Cote d'Ivoire: Débat sur la production du riz/ Tiacoh Thomas, président de l'Anariz-ci - " On ne peut pas produire 1,562 million de tonnes de riz avec la daba et la machette "

Le dernier conseil des ministres a donné des statistiques sur la production nationale du riz local. Le président de l’Association nationale des riziculteurs de Côte d’Ivoire, Tiacoh Thomas, émet des doutes sur ces données.

N.V. : On ne comprend pas que la Côte d’Ivoire qui est un pays à vocation agricole ne soit pas autosuffisante en riz.

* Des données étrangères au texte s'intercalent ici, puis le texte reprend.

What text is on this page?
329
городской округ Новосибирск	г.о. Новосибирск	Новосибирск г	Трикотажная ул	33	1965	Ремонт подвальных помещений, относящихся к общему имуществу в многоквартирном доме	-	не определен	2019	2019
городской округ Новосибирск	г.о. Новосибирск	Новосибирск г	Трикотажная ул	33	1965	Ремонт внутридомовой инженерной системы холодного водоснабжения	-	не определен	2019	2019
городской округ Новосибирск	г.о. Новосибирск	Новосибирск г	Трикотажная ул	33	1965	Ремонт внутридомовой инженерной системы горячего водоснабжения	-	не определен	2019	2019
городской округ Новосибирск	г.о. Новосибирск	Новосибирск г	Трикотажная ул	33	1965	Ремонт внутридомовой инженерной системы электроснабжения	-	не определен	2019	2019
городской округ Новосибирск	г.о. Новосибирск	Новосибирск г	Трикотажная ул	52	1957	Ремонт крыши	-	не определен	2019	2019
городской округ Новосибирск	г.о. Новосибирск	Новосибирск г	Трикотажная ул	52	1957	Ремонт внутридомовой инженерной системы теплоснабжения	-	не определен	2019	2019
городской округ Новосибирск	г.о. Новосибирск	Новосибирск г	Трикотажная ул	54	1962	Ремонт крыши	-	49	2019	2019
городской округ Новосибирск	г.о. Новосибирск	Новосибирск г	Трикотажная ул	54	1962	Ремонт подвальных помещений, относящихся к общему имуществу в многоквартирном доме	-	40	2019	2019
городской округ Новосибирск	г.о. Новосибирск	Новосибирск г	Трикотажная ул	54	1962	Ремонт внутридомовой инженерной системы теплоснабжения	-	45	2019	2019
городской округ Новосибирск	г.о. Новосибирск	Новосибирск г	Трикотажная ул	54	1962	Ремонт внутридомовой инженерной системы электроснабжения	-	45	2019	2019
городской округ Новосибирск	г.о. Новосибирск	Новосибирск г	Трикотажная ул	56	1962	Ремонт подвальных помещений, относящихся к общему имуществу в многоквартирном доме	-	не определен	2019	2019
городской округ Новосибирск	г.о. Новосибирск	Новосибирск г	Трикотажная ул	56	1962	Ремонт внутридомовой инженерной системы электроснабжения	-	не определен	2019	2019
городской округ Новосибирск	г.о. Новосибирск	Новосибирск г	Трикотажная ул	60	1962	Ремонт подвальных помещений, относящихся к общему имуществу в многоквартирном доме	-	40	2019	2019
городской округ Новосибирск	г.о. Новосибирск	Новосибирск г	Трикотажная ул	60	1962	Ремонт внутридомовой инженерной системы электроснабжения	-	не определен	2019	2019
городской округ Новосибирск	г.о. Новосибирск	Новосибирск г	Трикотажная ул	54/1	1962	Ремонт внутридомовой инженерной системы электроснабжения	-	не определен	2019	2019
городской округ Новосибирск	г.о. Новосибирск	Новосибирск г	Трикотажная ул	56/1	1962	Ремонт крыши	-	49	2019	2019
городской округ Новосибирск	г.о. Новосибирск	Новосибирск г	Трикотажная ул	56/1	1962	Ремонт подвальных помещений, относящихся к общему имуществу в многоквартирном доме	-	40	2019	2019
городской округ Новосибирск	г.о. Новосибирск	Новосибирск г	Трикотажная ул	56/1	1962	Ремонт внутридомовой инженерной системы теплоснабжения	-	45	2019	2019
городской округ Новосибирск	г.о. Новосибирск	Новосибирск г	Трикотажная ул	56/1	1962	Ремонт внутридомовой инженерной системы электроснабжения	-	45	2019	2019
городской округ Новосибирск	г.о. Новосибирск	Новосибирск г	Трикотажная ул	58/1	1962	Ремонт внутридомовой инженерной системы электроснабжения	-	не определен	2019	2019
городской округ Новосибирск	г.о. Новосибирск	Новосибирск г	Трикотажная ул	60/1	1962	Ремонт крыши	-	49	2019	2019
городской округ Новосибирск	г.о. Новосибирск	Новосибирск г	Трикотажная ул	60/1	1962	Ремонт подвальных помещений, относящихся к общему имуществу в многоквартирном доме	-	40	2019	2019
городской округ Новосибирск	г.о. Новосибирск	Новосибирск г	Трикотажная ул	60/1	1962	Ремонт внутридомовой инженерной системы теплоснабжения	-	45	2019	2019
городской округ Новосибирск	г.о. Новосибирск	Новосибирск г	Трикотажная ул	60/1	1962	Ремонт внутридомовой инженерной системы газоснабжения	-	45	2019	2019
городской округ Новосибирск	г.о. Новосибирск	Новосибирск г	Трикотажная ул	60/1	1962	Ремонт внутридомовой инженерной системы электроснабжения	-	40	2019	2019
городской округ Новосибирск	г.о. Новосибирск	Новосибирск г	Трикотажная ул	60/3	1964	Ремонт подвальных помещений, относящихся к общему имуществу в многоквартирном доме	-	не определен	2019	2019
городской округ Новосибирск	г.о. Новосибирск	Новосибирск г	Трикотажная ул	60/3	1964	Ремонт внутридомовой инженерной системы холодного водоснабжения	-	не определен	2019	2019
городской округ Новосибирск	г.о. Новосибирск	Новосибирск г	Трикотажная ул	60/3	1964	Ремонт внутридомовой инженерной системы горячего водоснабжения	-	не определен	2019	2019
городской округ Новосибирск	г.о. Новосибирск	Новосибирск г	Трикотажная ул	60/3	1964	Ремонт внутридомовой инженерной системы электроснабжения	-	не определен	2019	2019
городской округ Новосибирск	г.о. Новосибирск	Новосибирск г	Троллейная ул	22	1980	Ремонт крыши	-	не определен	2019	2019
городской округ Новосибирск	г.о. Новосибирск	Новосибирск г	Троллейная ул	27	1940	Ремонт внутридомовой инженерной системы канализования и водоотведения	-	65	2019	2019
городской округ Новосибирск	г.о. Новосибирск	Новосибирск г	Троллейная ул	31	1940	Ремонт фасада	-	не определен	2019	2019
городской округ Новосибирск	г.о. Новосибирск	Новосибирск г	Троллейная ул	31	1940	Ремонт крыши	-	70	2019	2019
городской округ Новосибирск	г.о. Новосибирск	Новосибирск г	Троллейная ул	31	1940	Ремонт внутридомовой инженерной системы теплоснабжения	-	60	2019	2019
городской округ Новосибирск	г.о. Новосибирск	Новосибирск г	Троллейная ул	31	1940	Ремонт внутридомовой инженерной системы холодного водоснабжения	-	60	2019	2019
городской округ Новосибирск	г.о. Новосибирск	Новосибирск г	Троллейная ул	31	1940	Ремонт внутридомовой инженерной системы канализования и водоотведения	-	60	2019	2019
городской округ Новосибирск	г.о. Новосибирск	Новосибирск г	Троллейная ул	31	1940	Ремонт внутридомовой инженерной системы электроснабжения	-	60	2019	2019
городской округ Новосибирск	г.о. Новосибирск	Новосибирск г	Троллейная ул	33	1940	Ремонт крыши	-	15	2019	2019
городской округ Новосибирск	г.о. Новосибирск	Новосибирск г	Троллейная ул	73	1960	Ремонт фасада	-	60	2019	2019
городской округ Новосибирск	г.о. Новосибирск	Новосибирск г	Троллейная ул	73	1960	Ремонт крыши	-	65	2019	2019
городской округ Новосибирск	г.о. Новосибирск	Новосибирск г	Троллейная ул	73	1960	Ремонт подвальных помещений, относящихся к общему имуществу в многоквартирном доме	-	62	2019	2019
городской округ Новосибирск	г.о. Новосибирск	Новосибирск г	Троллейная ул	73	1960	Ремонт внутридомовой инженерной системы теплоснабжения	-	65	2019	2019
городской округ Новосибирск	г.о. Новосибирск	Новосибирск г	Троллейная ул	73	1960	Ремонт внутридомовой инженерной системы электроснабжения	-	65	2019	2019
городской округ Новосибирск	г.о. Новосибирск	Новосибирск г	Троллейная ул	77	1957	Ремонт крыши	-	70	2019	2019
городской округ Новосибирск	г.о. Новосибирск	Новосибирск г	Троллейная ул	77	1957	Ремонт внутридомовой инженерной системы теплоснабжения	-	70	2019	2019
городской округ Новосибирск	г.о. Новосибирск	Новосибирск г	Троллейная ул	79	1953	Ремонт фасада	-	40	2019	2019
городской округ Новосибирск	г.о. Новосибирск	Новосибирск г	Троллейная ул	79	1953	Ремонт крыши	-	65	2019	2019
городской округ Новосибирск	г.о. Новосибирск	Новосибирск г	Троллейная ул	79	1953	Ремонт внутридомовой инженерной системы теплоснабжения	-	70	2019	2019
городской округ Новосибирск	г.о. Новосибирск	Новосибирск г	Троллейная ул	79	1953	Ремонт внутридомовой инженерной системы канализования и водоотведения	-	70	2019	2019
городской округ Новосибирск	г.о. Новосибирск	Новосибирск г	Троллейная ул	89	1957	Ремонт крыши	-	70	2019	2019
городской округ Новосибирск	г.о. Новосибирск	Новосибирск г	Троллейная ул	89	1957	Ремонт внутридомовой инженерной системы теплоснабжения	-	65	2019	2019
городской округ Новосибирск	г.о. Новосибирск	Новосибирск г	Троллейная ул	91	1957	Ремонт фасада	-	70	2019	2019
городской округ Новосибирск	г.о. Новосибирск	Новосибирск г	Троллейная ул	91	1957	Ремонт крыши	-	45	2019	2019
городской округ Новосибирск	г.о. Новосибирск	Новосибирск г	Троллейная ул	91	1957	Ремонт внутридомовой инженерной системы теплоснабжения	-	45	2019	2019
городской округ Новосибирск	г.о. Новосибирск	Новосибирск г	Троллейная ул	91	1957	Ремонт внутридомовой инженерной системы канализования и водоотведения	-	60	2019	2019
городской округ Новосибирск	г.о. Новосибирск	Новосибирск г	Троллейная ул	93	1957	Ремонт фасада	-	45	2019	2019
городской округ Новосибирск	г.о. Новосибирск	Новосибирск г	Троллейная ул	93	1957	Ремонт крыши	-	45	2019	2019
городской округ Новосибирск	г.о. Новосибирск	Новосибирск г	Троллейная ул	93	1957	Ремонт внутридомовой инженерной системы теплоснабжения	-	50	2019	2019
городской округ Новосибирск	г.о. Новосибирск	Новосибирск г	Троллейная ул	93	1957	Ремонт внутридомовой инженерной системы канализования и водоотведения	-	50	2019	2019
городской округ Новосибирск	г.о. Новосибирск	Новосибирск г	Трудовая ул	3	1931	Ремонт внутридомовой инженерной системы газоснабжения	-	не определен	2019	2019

K.T.T. : C’est la recherche de l’argent et la sécurité financière qui amènent les gens à abandonner les cultures vivrières. Ils ont la culture du maintien du niveau de vie. Ils cultivent le café et le cacao parce les productions vivrières ne leur apportent pas de l’argent. C’est cette même raison qui les amène vers l’hévéaculture. Mais le revenu stable peut être obtenu à partir des productions vivrières, comme le riz. Les pays de l’Afrique de l’Ouest importent chaque année 6 milliards de dollars de riz. Tout cet argent va dans les mains des paysans thaïs et chinois alors que la Côte d’Ivoire a les potentialités de produire suffisamment de riz pour capter ce marché. Le pays a importé, en 2011, 935.000 tonnes de riz pour 287 milliards FCFA, soit une facture journalière de riz de 700 millions FCFA. Il y a un marché interne pour le riz. Demain, le riz va prendre de l’essor j’en suis convaincu.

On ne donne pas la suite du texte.